Takdir merupakan salah satu dari rukun iman umat Islam. tidak hanya di yakini, melainkan memahami yang sebenarnya agar keimanan kita mencapai kesempurnaan. “Tidak beriman seseorang hingga dia beriman kepada qadar baik dan buruknya dari Allah, dan yakin bahwa apa yang menimpanya tidak akan luput darinya serta apa yang luput darinya tidak akan menimpanya” (HR Tirmidzi dan Ahmad)
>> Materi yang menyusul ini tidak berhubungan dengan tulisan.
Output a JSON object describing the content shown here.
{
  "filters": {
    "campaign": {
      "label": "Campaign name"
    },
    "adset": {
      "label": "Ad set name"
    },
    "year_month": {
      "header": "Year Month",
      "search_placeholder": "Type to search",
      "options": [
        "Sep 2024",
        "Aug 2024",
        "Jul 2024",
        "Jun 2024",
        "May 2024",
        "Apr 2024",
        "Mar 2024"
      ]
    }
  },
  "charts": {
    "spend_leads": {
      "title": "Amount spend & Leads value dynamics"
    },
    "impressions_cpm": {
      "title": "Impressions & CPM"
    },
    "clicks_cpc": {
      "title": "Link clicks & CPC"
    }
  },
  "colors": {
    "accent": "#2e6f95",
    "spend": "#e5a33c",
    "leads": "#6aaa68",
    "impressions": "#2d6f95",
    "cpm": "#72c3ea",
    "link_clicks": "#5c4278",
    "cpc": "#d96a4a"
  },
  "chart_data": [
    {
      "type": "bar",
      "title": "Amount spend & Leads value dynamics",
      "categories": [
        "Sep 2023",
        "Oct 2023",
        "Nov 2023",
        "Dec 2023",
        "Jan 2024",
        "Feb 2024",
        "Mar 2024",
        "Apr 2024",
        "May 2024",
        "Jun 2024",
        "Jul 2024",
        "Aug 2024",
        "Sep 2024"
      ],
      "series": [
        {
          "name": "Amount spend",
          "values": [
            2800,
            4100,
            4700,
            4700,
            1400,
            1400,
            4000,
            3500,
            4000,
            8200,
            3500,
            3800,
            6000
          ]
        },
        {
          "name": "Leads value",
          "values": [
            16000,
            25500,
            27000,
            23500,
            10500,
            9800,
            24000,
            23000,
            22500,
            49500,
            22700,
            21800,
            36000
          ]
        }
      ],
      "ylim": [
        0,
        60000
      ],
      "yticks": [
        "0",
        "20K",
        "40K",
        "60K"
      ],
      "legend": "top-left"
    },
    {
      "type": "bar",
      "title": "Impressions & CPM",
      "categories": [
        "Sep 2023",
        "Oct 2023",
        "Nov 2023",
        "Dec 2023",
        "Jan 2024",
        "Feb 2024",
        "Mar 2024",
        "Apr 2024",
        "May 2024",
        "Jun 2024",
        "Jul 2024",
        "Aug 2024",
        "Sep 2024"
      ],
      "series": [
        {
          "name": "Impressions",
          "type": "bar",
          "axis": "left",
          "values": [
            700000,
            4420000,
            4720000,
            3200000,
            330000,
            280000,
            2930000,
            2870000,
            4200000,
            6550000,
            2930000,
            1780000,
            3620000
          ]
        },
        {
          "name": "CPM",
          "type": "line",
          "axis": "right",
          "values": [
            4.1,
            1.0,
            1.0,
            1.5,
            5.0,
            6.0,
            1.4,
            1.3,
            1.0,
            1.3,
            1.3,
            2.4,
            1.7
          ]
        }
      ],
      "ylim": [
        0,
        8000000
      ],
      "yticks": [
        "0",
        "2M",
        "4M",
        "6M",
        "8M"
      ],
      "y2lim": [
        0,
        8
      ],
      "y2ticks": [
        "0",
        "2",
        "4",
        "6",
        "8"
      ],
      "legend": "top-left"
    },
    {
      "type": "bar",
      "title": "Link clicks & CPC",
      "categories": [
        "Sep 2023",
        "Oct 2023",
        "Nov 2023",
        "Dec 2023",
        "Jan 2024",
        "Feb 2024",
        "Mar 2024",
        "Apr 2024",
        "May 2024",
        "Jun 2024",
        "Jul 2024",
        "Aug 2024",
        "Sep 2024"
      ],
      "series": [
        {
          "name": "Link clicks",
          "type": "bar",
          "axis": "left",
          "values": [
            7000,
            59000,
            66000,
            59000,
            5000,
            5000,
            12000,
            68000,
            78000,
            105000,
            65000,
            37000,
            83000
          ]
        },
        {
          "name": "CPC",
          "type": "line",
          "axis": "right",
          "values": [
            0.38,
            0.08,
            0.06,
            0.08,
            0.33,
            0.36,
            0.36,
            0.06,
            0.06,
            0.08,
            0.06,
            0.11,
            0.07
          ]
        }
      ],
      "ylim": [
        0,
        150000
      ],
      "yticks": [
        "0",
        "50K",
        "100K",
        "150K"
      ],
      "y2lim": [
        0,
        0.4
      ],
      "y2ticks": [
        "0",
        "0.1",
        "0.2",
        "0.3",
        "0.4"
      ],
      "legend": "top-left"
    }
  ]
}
Selain itu kehidupan yang kita alami pun itu takdir kita yang telah Allah berikan kepada kita. Semisal kita bisa jadikan contoh dari ceritanya Shirin Al-Athrus, salah satu santri dari Pondok Pesantren Baitul Hikmah. Dia salah satu santri yang selalu meraih prestasi di pondoknya. Selain itu dia juga selalu diperintahkan untuk dijadikan sebagai utusan dibidang perlombaan, yaitu MQK (musabaqoh qiroatil kutub). Namun saat dia selesai sekolah aliyahnya, dia dipaksa oleh keadaan untuk meneruskan pendidikannya. Alhasil dia menjadi seorang santri seta menjadi salah satu mahasiswa di salah satu Universitas.
Dengan kondisinya yang sekarang, dia masih mengayominya dengan santai dan terus menikmati prosesnya. Sampai akhirnya ada surat edaran datang ke kantor santri putri yang berisikan pengumuman perlombaan MQK di tingkat kabupaten. Pada awalnya dia di beri tawaran oleh pengurus pendidikan di sini. Namun dia menolaknya karena dia merasa kurang sanggup untuk lomba kitab tersebut. Kitab yang di tawarkan itu adalah kitab Alfiyyah ibnu malik, tetapi dia berharap diberi tawaran kitab yang lain. Alhasil prediksinya pun salah dan tidak ada tawaran yang kedua kali.
Tibalah waktunya perlombaan itu, awalnya dia tidak merasakan apa-apa, tidak merasakan sakit hati atau pun yang lain. Namun ketika acara telah selesai dan telah mendengarkan cerita dari teman-temannya, dia mulai merasakan penyesalan atas kejadian kemarin. Dan banyak sekali santri yang tidak percaya bahwa dia tidak mengikuti lomba tersebut.
Hari demi hari telah berlalu, rasa penyesalannya pun mulai reda. Karena dia mulai berfikir karena takdir bisa mengalahkan potensi. Sebaik- baiknya potensi yang kita punya pasti tidak akan berguna apabila taqdir berkata lain. Dia pun mulai menyibukan dirinya sendiri dengan berbagai kegiatan lain agar kejadian itu tidak akan teringat kembali.
Nah, jadi itulah salah satu contoh takdir yang ada di kehidupan sehari-hari. Tidak hanya itu, masih banyak lagi kejadian-kejadian yang terjadi di muka bumi ini. Nah sekarang yang perlu kita tanamkan didiri kita adalah belajar yakin atas apa yang telah Allah berikan kepada kita. Baik taqdir itu baik maupun buruk, karena seiringnya waktu berjalan kita akan mengetahui makna yang tersirat dari taqdir yang telah Allah berikan kepada kita. So, learn to believe in the destiny that Allah has given us. Because someday we will know what destiny means.